For SICStus Prolog 4.6.0 I get:
| ?- run.
boyer: 3.638 seconds
chat_parser: 0.7650000000000006 seconds
crypt: 0.029000000000000803 seconds
derive: 0.0009999999999994458 seconds
divide10: 0.001000000000000334 seconds
log10: 0.0009999999999994458 seconds
meta_qsort: 0.025000000000000355 seconds
mu: 0.004999999999999893 seconds
nreverse: 0.0019999999999997797 seconds
ops8: 0.001000000000000334 seconds
poly_10: 0.20500000000000007 seconds
prover: 0.005999999999999339 seconds
qsort: 0.0030000000000001137 seconds
queens_8: 0.2549999999999999 seconds
query: 0.024999999999999467 seconds
reducer: 0.001000000000000334 seconds
sendmore: 0.6079999999999997 seconds
serialise: 0.0019999999999997797 seconds
simple_analyzer: 0.09299999999999997 seconds
tak: 0.5869999999999997 seconds
times10: 0.001000000000000334 seconds
unify: 0.013000000000000789 seconds
zebra: 0.33999999999999986 seconds
browse: 4.137 seconds
fast_mu: 0.0070000000000014495 seconds
nand: 0.1280000000000001 seconds
perfect: 0.07199999999999918 seconds
yes
For GNU Prolog 1.4.5, I use the sample embedding script in logtalk3/scripts/embedding/gprolog
to create an executable that includes the bench
example fully compiled:
| ?- run.
boyer: 9.3459999999999983 seconds
chat_parser: 1.9610000000000003 seconds
crypt: 0.048000000000000043 seconds
derive: 0.0020000000000006679 seconds
divide10: 0.00099999999999944578 seconds
log10: 0.00099999999999944578 seconds
meta_qsort: 0.099000000000000199 seconds
mu: 0.012999999999999901 seconds
nreverse: 0.0060000000000002274 seconds
ops8: 0.00099999999999944578 seconds
poly_10: 0.72000000000000064 seconds
prover: 0.016000000000000014 seconds
qsort: 0.0080000000000008953 seconds
queens_8: 0.68599999999999994 seconds
query: 0.041999999999999815 seconds
reducer: 0.0 seconds
sendmore: 1.1070000000000011 seconds
serialise: 0.0060000000000002274 seconds
simple_analyzer: 0.25 seconds
tak: 1.3899999999999988 seconds
times10: 0.0010000000000012221 seconds
unify: 0.089999999999999858 seconds
zebra: 0.63499999999999979 seconds
browse: 10.923999999999999 seconds
fast_mu: 0.015000000000000568 seconds
(27352 ms) yes
I suggest you try these benchmarks, running them on your computer, with the Prolog systems that you want to compare.
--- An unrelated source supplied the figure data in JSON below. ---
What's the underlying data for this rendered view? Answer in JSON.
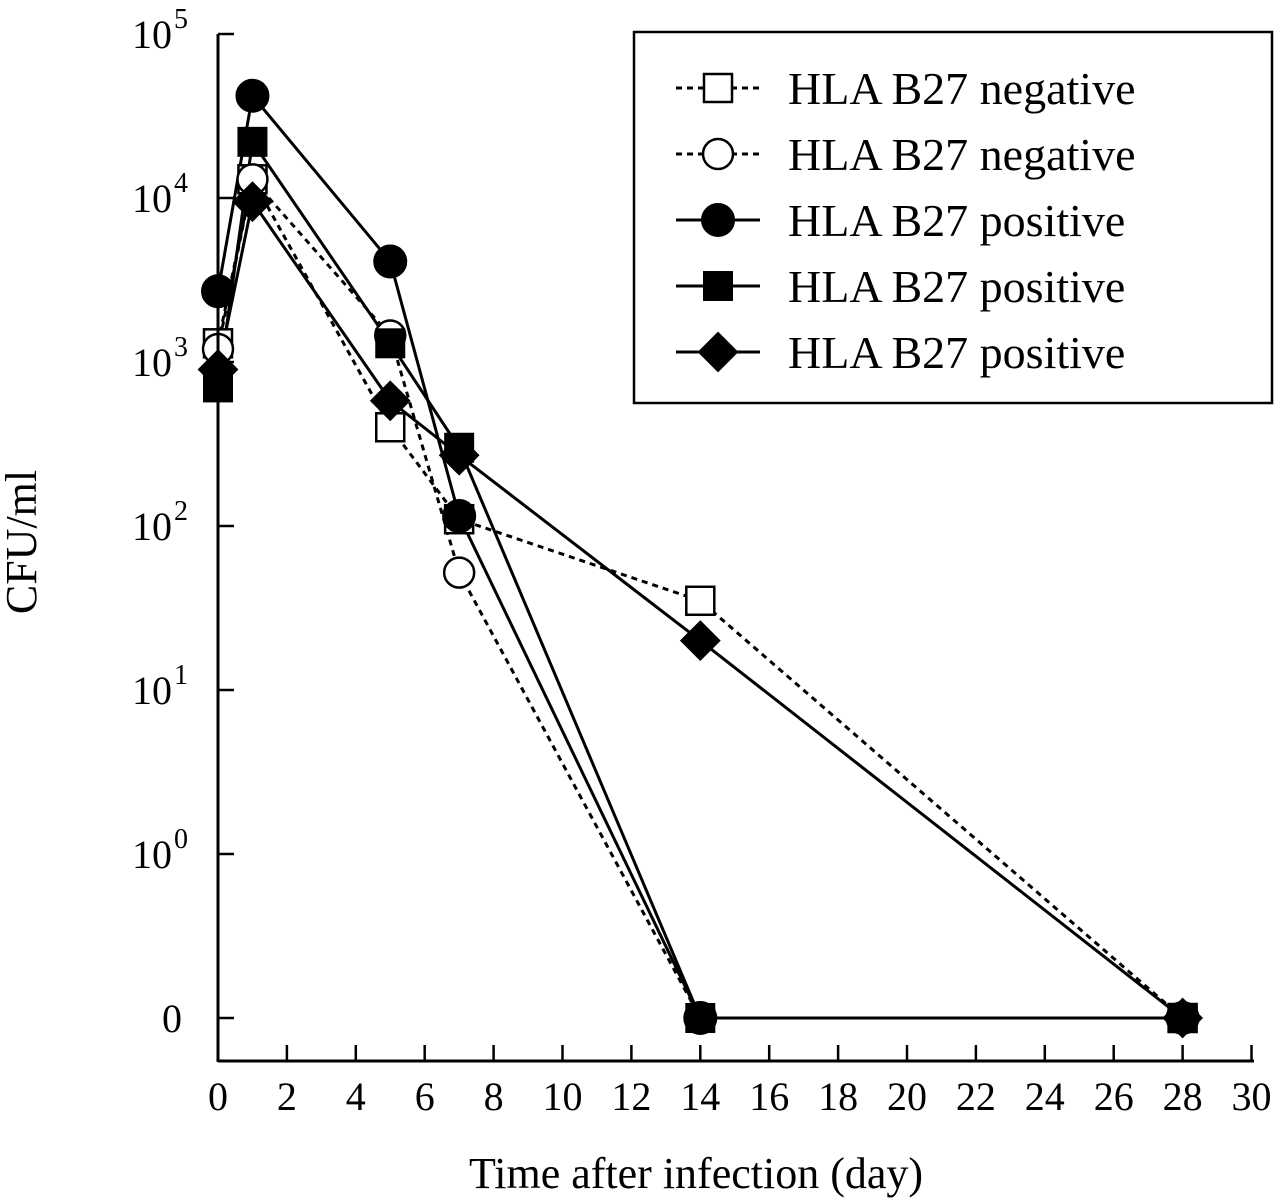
{
  "chart_data": {
    "type": "line",
    "xlabel": "Time after infection (day)",
    "ylabel": "CFU/ml",
    "xlim": [
      0,
      30
    ],
    "x_ticks": [
      "0",
      "2",
      "4",
      "6",
      "8",
      "10",
      "12",
      "14",
      "16",
      "18",
      "20",
      "22",
      "24",
      "26",
      "28",
      "30"
    ],
    "y_scale": "log (broken axis with 0 at bottom)",
    "y_ticks": [
      {
        "base": "0",
        "exp": ""
      },
      {
        "base": "10",
        "exp": "0"
      },
      {
        "base": "10",
        "exp": "1"
      },
      {
        "base": "10",
        "exp": "2"
      },
      {
        "base": "10",
        "exp": "3"
      },
      {
        "base": "10",
        "exp": "4"
      },
      {
        "base": "10",
        "exp": "5"
      }
    ],
    "grid": false,
    "legend_position": "top-right",
    "series": [
      {
        "name": "HLA B27 negative",
        "marker": "open-square",
        "line": "dashed",
        "x": [
          0,
          1,
          5,
          7,
          14,
          28
        ],
        "y": [
          1300,
          13000,
          400,
          110,
          35,
          0
        ]
      },
      {
        "name": "HLA B27 negative",
        "marker": "open-circle",
        "line": "dashed",
        "x": [
          0,
          1,
          5,
          7,
          14,
          28
        ],
        "y": [
          1200,
          13000,
          1450,
          52,
          0,
          0
        ]
      },
      {
        "name": "HLA B27 positive",
        "marker": "filled-circle",
        "line": "solid",
        "x": [
          0,
          1,
          5,
          7,
          14,
          28
        ],
        "y": [
          2700,
          42000,
          4100,
          115,
          0,
          0
        ]
      },
      {
        "name": "HLA B27 positive",
        "marker": "filled-square",
        "line": "solid",
        "x": [
          0,
          1,
          5,
          7,
          14,
          28
        ],
        "y": [
          700,
          22000,
          1300,
          300,
          0,
          0
        ]
      },
      {
        "name": "HLA B27 positive",
        "marker": "filled-diamond",
        "line": "solid",
        "x": [
          0,
          1,
          5,
          7,
          14,
          28
        ],
        "y": [
          900,
          9500,
          580,
          270,
          20,
          0
        ]
      }
    ]
  }
}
In doing that, remember that this is a limited set of benchmarks, not necessarily reflecting the actual relative performance in non-trivial applications.
Ratios:
SICStus/SWI GNU/SWI
boyer 17.4% 44.7%
browse 13.3% 35.2%
chat_parser 9.6% 24.6%
crypt 19.8% 32.8%
derive 22.4% 44.8%
divide10 43.5% 43.5%
fast_mu 17.1% 36.6%
flatten - -
log10 87.0% 87.0%
meta_qsort 9.2% 36.3%
mu 11.0% 28.7%
nand 13.3% -
nreverse 11.8% 35.4%
ops8 61.6% 61.6%
perfect 19.6% -
poly_10 10.5% 36.8%
prover 11.4% 30.3%
qsort 9.7% 25.9%
queens_8 11.5% 30.8%
query 21.4% 36.0%
reducer 226.2% 0.0%
sendmore 19.9% 36.3%
serialise 530.5% 1591.5%
simple_analyzer 11.0% 29.7%
tak 10.7% 25.3%
times10 52.2% 52.2%
unify 11.6% 80.1%
zebra 21.3% 39.8%
P.S. Be sure to use Logtalk 3.43.0 or later as it includes portability fixes for the bench
example, including for GNU Prolog, and a set of basic unit tests.